Jack didn’t look at the judge or the jurors as he answered, didn’t even register their presence. All his attention focused on Karee
m and he wished, with all his heart and soul, that he could vault out of the witness box, lunge across the desk, and rip the man’s heart out with his bare hands. The world would be a better place.
“Yes,” Jack said. “He arranged for us to pick up four-point-nine million from a couple of his lieutenants. Part of the task force completed the transaction and executed a raid of the warehouse where the money was.”
“You had a search warrant?”
“Yes.”
“What were you looking for?”
“Drugs. Additional money. Weapons. Records.”
“Did you find any?”
Even now the bitter disappointment sat on the back of Jack’s tongue, thick and nasty. All that time and energy wasted, a huge opportunity lost. “No.”
Twenty feet away, amusement lit Gregory’s eyes as he listened to Jack’s testimony.
“Did anything else happen that night?”
“I participated in a simultaneous raid of Kareem Gregory’s house. We were there to arrest him and execute another search warrant looking for the same things.”
“How did that raid proceed?”
“Like clockwork.”
“And it turned up …?”
“Some money in a wall safe.”
“Was the defendant home?”
“Yes.”
“Did you have any interaction with him at that time?”
“Yes.”
Jack paused and tried to steel himself.
The dark memories, which he’d stored so neatly away and locked in a secure location inside his mind—not unlike the endless storage facility at the end of Raiders of the Lost Ark, where the incompetent government bureaucrats dump the precious relic in with millions of other unmarked boxes—climbed out, one after the other.
“He was home, having dinner with his wife.”
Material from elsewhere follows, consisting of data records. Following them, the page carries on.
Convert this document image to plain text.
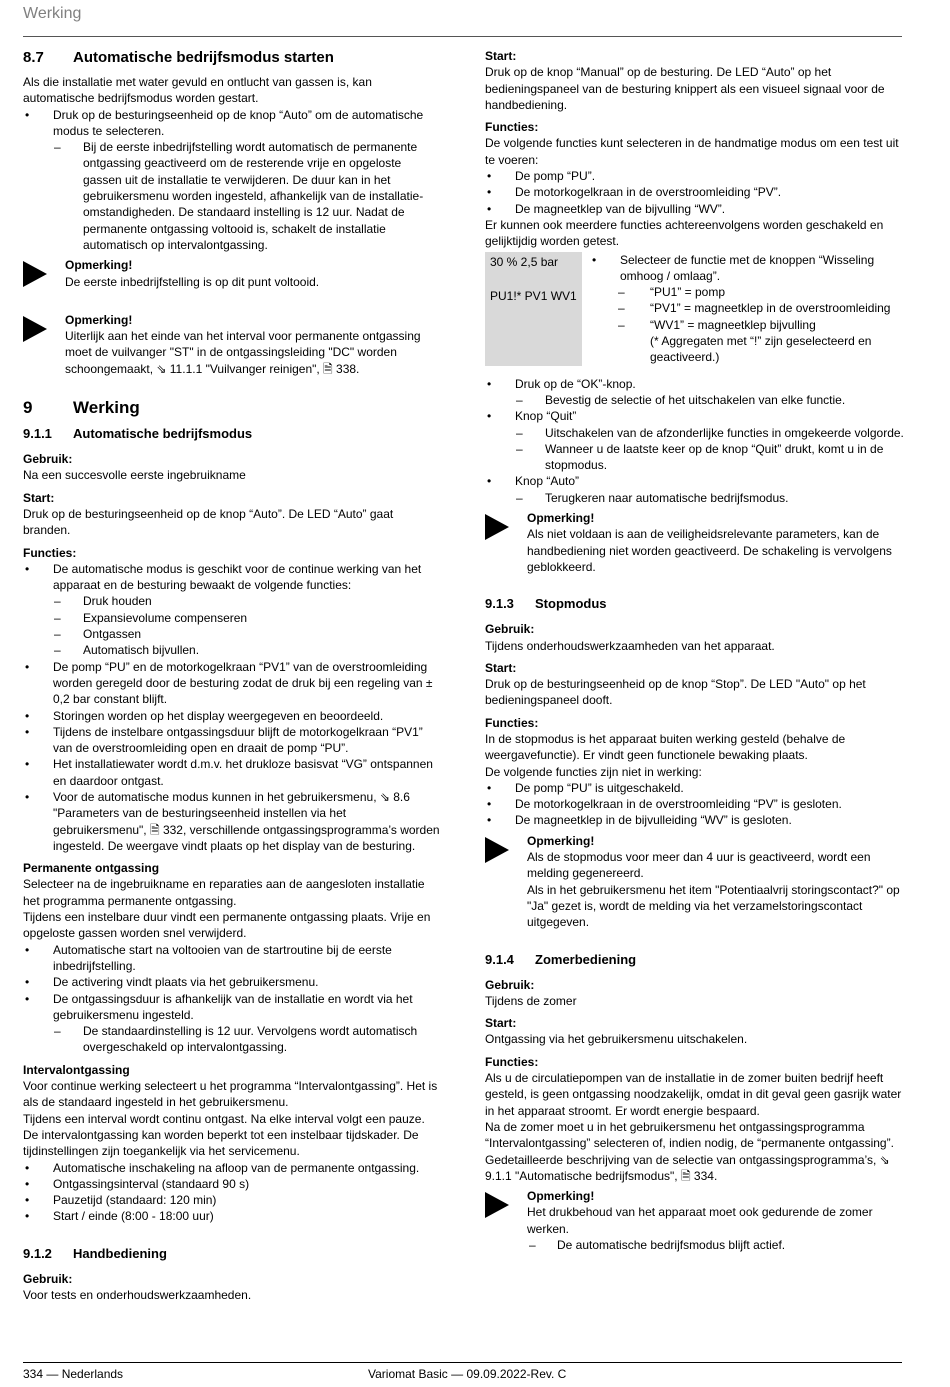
Werking
8.7	Automatische bedrijfsmodus starten

Als die installatie met water gevuld en ontlucht van gassen is, kan automatische bedrijfsmodus worden gestart.

• Druk op de besturingseenheid op de knop “Auto” om de automatische modus te selecteren.
– Bij de eerste inbedrijfstelling wordt automatisch de permanente ontgassing geactiveerd om de resterende vrije en opgeloste gassen uit de installatie te verwijderen. De duur kan in het gebruikersmenu worden ingesteld, afhankelijk van de installatie-omstandigheden. De standaard instelling is 12 uur. Nadat de permanente ontgassing voltooid is, schakelt de installatie automatisch op intervalontgassing.
Opmerking!

De eerste inbedrijfstelling is op dit punt voltooid.

Opmerking!

Uiterlijk aan het einde van het interval voor permanente ontgassing moet de vuilvanger "ST" in de ontgassingsleiding "DC" worden schoongemaakt, ⇘ 11.1.1 "Vuilvanger reinigen", 🗎 338.

9	Werking
9.1.1	Automatische bedrijfsmodus
Gebruik:

Na een succesvolle eerste ingebruikname

Start:

Druk op de besturingseenheid op de knop “Auto”. De LED “Auto” gaat branden.

Functies:
• De automatische modus is geschikt voor de continue werking van het apparaat en de besturing bewaakt de volgende functies:
– Druk houden
– Expansievolume compenseren
– Ontgassen
– Automatisch bijvullen.
• De pomp “PU” en de motorkogelkraan “PV1” van de overstroomleiding worden geregeld door de besturing zodat de druk bij een regeling van ± 0,2 bar constant blijft.
• Storingen worden op het display weergegeven en beoordeeld.
• Tijdens de instelbare ontgassingsduur blijft de motorkogelkraan “PV1” van de overstroomleiding open en draait de pomp “PU”.
• Het installatiewater wordt d.m.v. het drukloze basisvat “VG” ontspannen en daardoor ontgast.
• Voor de automatische modus kunnen in het gebruikersmenu, ⇘ 8.6 "Parameters van de besturingseenheid instellen via het gebruikersmenu", 🗎 332, verschillende ontgassingsprogramma’s worden ingesteld. De weergave vindt plaats op het display van de besturing.
Permanente ontgassing

Selecteer na de ingebruikname en reparaties aan de aangesloten installatie het programma permanente ontgassing.

Tijdens een instelbare duur vindt een permanente ontgassing plaats. Vrije en opgeloste gassen worden snel verwijderd.

• Automatische start na voltooien van de startroutine bij de eerste inbedrijfstelling.
• De activering vindt plaats via het gebruikersmenu.
• De ontgassingsduur is afhankelijk van de installatie en wordt via het gebruikersmenu ingesteld.
– De standaardinstelling is 12 uur. Vervolgens wordt automatisch overgeschakeld op intervalontgassing.
Intervalontgassing

Voor continue werking selecteert u het programma “Intervalontgassing”. Het is als de standaard ingesteld in het gebruikersmenu.

Tijdens een interval wordt continu ontgast. Na elke interval volgt een pauze. De intervalontgassing kan worden beperkt tot een instelbaar tijdskader. De tijdinstellingen zijn toegankelijk via het servicemenu.

• Automatische inschakeling na afloop van de permanente ontgassing.
• Ontgassingsinterval (standaard 90 s)
• Pauzetijd (standaard: 120 min)
• Start / einde (8:00 - 18:00 uur)
9.1.2	Handbediening
Gebruik:

Voor tests en onderhoudswerkzaamheden.

Start:

Druk op de knop “Manual” op de besturing. De LED “Auto” op het bedieningspaneel van de besturing knippert als een visueel signaal voor de handbediening.

Functies:

De volgende functies kunt selecteren in de handmatige modus om een test uit te voeren:

• De pomp “PU”.
• De motorkogelkraan in de overstroomleiding “PV”.
• De magneetklep van de bijvulling “WV”.

Er kunnen ook meerdere functies achtereenvolgens worden geschakeld en gelijktijdig worden getest.

30 % 2,5 bar

PU1!* PV1 WV1

• Selecteer de functie met de knoppen “Wisseling omhoog / omlaag”.
– “PU1” = pomp
– “PV1” = magneetklep in de overstroomleiding
– “WV1” = magneetklep bijvulling
(* Aggregaten met “!” zijn geselecteerd en geactiveerd.)
• Druk op de “OK”-knop.
– Bevestig de selectie of het uitschakelen van elke functie.
• Knop “Quit”
– Uitschakelen van de afzonderlijke functies in omgekeerde volgorde.
– Wanneer u de laatste keer op de knop “Quit” drukt, komt u in de stopmodus.
• Knop “Auto”
– Terugkeren naar automatische bedrijfsmodus.
Opmerking!

Als niet voldaan is aan de veiligheidsrelevante parameters, kan de handbediening niet worden geactiveerd. De schakeling is vervolgens geblokkeerd.

9.1.3	Stopmodus
Gebruik:

Tijdens onderhoudswerkzaamheden van het apparaat.

Start:

Druk op de besturingseenheid op de knop “Stop”. De LED "Auto" op het bedieningspaneel dooft.

Functies:

In de stopmodus is het apparaat buiten werking gesteld (behalve de weergavefunctie). Er vindt geen functionele bewaking plaats.

De volgende functies zijn niet in werking:

• De pomp “PU” is uitgeschakeld.
• De motorkogelkraan in de overstroomleiding “PV” is gesloten.
• De magneetklep in de bijvulleiding “WV” is gesloten.
Opmerking!

Als de stopmodus voor meer dan 4 uur is geactiveerd, wordt een melding gegenereerd.

Als in het gebruikersmenu het item "Potentiaalvrij storingscontact?" op "Ja" gezet is, wordt de melding via het verzamelstoringscontact uitgegeven.

9.1.4	Zomerbediening
Gebruik:

Tijdens de zomer

Start:

Ontgassing via het gebruikersmenu uitschakelen.

Functies:

Als u de circulatiepompen van de installatie in de zomer buiten bedrijf heeft gesteld, is geen ontgassing noodzakelijk, omdat in dit geval geen gasrijk water in het apparaat stroomt. Er wordt energie bespaard.

Na de zomer moet u in het gebruikersmenu het ontgassingsprogramma “Intervalontgassing” selecteren of, indien nodig, de “permanente ontgassing”. Gedetailleerde beschrijving van de selectie van ontgassingsprogramma’s, ⇘ 9.1.1 "Automatische bedrijfsmodus", 🗎 334.

Opmerking!

Het drukbehoud van het apparaat moet ook gedurende de zomer werken.

– De automatische bedrijfsmodus blijft actief.
334 — Nederlands	Variomat Basic — 09.09.2022-Rev. C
Jack’s unwilling gaze flickered to the gallery, where Kira Gregory sat listening intently, as a good drug lord’s wife should. She had the young face, cool beauty, drop-dead body and designer suit and purse for the role. She also had the quiet look, caged and desperate, of a woman dying to escape; a woman who might die if she tried to escape.
“What happened?”
What happened? His life changed forever, that’s what happened.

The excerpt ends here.